Part 3: AI‑Augmented Education — Integrating Teaching and Research
Our Objective:
Education is not separate from research; rather, it is the training ground for future innovators. To prepare students for an AI‑first world, we advocate a task‑driven, AI‑augmented learning model. In this model, principal investigators and senior researchers publish simplified modules of their research projects on the AutoLab platform. Students choose tasks aligned with their interests, and AI tutors generate customized background materials, prerequisite knowledge maps and tailored learning paths. The aim is to enable students to “learn by doing,” acquiring scientific thinking through real research problems while being supported by AI guidance.

Figure 3: A student interacts with a friendly holographic AI tutor via a tablet. The AI provides personalized guidance and enables continuous, 24/7 learning support.
Key Initiatives:
- 24/7 AI tutors: AI tutors offer round‑the‑clock support, answering questions, guiding problem‑solving and inspiring curiosity. They adapt to each student’s pace and learning style, ensuring no one is left behind.
- Interactive simulations and personalized paths: AI tutors use interactive simulations to make abstract STEM concepts tangible, and they create custom learning paths that cater to individual interests and strengths.
- Learning by doing: students tackle real or highly realistic research tasks under the guidance of AI tutors and human mentors.
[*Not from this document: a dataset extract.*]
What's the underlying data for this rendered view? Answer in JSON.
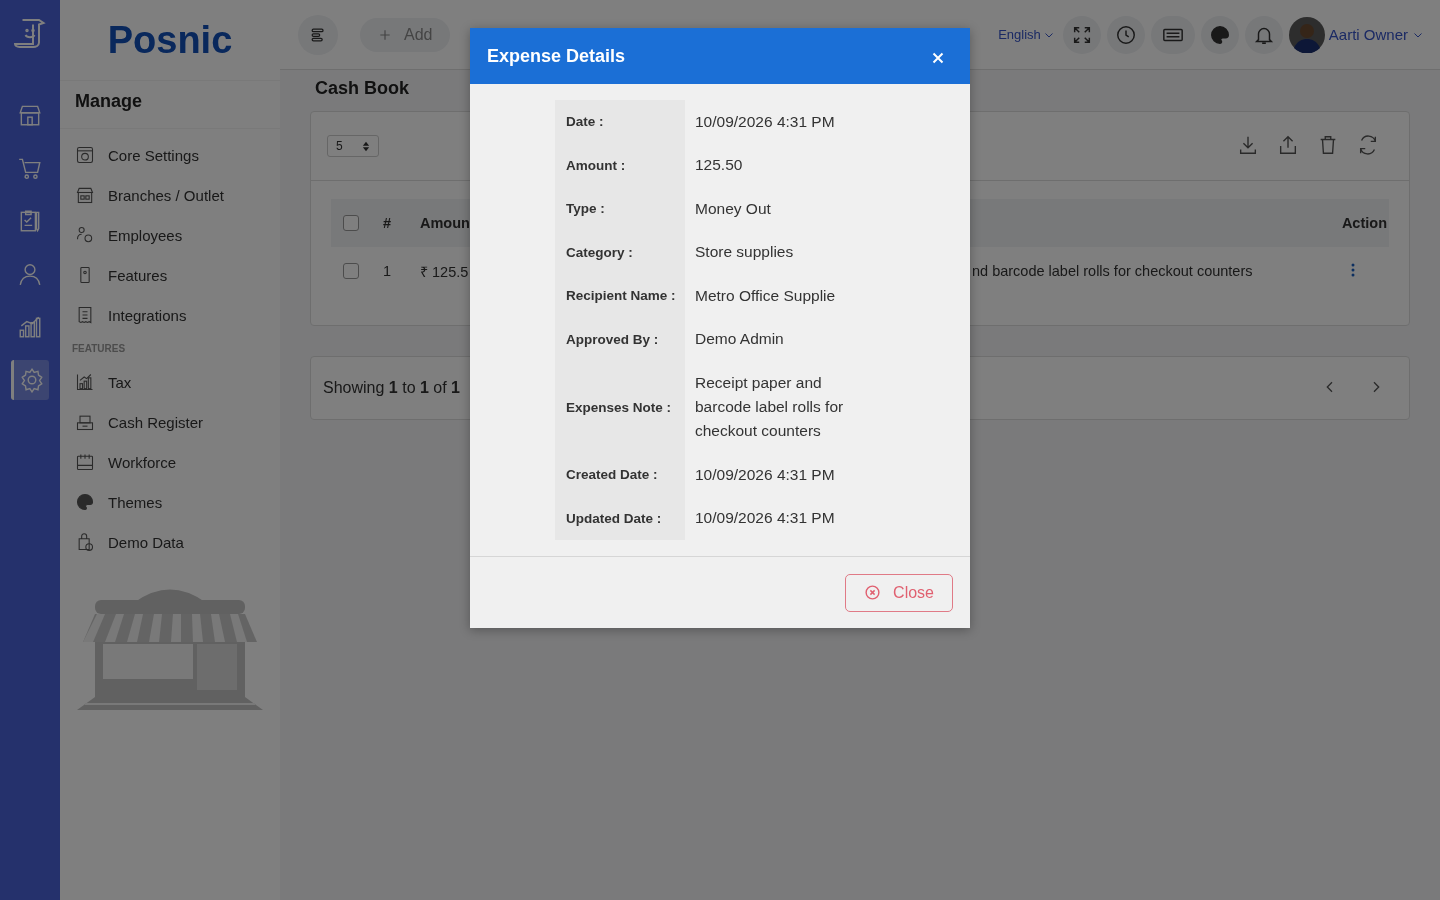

Their outputs—code, experiments and analyses—are recorded and assessed, with outstanding results feeding back into active research projects.
- Integrated evaluation: periodic assessments, including closed‑book exams without AI assistance, ensure that students genuinely master the underlying knowledge. AI helps identify knowledge gaps and provides targeted remediation.
- Human focus on mentorship: by offloading repetitive instruction to AI tutors, educators can devote more time to high‑level guidance, critical feedback and fostering creativity. This paradigm encourages students to develop scientific intuition alongside practical skills.
Programmatic Steps:
- Launch AI literacy courses: make AI understanding a core requirement for all students, exploring both fundamental concepts and hands‑on applications. These courses incorporate AI tools directly into assignments to demonstrate how AI complements human thinking.
- Establish AI+X innovation communities: organize hackathons, seminars and mini‑projects that bring together students from diverse disciplines. Students use AI to explore creative intersections—such as AI + biology or AI + art—and present their findings.
- Build the “Science Brain” project: aggregate data from educational tasks and research experiments into a shared knowledge base. Scientists design the top‑level architecture, while students conduct experiments and analyses under AI guidance. The resulting ecosystem fosters a pipeline of talent and accelerates institutional learning.
Part 4: Toward a Human‑Centred, AI‑Driven Future
Our vision goes beyond adopting cutting‑edge models; it seeks to reshape how science and education are organized. By intertwining human insight with agentic AI, we aim to create a 24‑hour, distributed research ecosystem that spans undergraduates to principal investigators. This paradigm shift promises to elevate human creativity, improve information flow and open new avenues for scientific discovery. Through careful protocol design, multi‑agent collaboration and AI‑augmented education, we are laying the foundation for a future in which human and machine intelligence co‑evolve for the benefit of both science and society.